In India, skin cancers are rare, constituting about 1% to 2% of all diagnosed cancers.5 BCC is the commonest skin cancer worldwide, but isolated reports from India have consistently described SCC as the most prevalent skin malignancy.5 Cutaneous MM, SCC, and BCC exhibit a markedly different predilection for the tumor site. MM is seen more on the back in men and lower limbs in women in the Western world, while in India, the sole of the foot is the most common site. However, the most common site for all three tumors in India is the scalp and facial skin.5 Both environmental and genetic factors like fair skin and light-colored eyes increase a person’s risk of developing skin cancer. Chronic sun exposure (UV radiation) is the most important cause of mutations in critical tumor suppressor genes in BCC, SCC, and melanoma.6 Because sun-damaged changes promote these tumors, their development at the same site can easily be explained.

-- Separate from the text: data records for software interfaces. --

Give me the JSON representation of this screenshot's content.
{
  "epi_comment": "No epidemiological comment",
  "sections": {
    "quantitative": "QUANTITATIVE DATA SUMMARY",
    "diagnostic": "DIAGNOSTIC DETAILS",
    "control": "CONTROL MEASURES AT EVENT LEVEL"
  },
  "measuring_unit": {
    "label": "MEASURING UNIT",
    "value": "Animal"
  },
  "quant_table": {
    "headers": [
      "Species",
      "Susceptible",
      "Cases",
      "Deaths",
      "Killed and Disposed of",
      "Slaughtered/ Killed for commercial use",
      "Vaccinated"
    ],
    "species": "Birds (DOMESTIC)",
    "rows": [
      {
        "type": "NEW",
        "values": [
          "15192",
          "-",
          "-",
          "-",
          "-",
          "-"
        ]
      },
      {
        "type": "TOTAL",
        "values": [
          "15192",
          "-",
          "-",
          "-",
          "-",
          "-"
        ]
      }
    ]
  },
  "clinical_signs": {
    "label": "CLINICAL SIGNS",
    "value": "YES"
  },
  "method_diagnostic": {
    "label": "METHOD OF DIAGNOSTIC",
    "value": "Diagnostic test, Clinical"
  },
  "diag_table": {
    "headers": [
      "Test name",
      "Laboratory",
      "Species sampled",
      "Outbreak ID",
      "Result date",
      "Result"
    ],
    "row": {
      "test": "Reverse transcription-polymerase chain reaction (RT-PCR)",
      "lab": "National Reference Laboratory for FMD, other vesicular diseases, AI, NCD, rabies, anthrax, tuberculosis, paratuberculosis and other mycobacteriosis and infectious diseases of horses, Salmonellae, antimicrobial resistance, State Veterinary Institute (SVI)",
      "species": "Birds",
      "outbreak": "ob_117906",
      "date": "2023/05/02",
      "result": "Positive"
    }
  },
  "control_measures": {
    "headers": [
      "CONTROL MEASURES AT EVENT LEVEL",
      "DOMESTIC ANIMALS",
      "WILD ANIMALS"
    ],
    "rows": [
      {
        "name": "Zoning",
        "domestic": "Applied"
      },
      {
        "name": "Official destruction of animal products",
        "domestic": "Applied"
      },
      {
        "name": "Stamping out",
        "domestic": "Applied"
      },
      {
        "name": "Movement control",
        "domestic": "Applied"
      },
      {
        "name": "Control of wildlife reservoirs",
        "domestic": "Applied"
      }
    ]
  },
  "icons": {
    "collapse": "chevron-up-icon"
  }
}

The biological behavior of skin cancers also varies widely. BCC rarely metastasizes and has an excellent prognosis and survival, whereas MM is one of the most lethal malignancies with very high chances of regional and distant spread. Approximately 3% to 10% of patients of MM present with a metastatic disease in the absence of a clinically demonstrated primary lesion.5

The most important investigation in skin cancer is an excisional skin biopsy. Because these tumors involve superficial structures, the majority of patients undergo inadequate surgical excision at primary care centers because of the lack of awareness, surgical expertise, and the temptation to achieve a primary closure of the defect. 5 MM is not cured unless it is diagnosed at a stage when it can be isolated and removed surgically. The issue of margins has been addressed in various trials, and these studies suggest that a 1 cm radial margin is adequate for a primary tumor with a thickness of 1 mm while a 2 cm radial margin is adequate for a thickness up to 4 mm.7

The standard surgical excision with either frozen section histology or paraffin-embedded fixed tissue pathology is the preferred method for the removal of most BCCs. When a standard surgical margin of usually 4 mm or more is applied, a high cure rate can be achieved.8 Though the role of adjuvant therapy is limited in skin cancers, radiotherapy can be considered as the primary mode of treatment in BCC located on areas such as the lip, eyelid, and canthus where surgical excision is difficult or good cosmesis is difficult to attain. Radiotherapy has a very limited role in the management of MM. Postoperative radiotherapy is indicated in patients with advanced disease, distant spread, lymph nodes metastasis, positive margins, and palliation.9

Today, dermatologists can offer patients with skin cancer several new treatments besides surgery like chemotherapy, immunotherapy, photodynamic therapy, cryosurgery, electrodessication, and curettage provided the tumor is diagnosed at an early stage. Some superficial cancers respond to a local therapy with 5-fluorouracil, a chemotherapy agent. Topical treatment with 5% imiquimod cream, has reported 70% to 90% success rate at reducing, even removing BCC. It may even be used prior to surgery to reduce the size of the lesion. 10 These new treatments seem to have the same efficacy but better cosmetic results compared to earlier treatments. The prognosis of the two tumors must be considered separately. It is excellent if the appropriate method of treatment is used in early primary tumors. Recurrent cancers are much harder to cure, with a higher recurrent rate with any mode of treatment.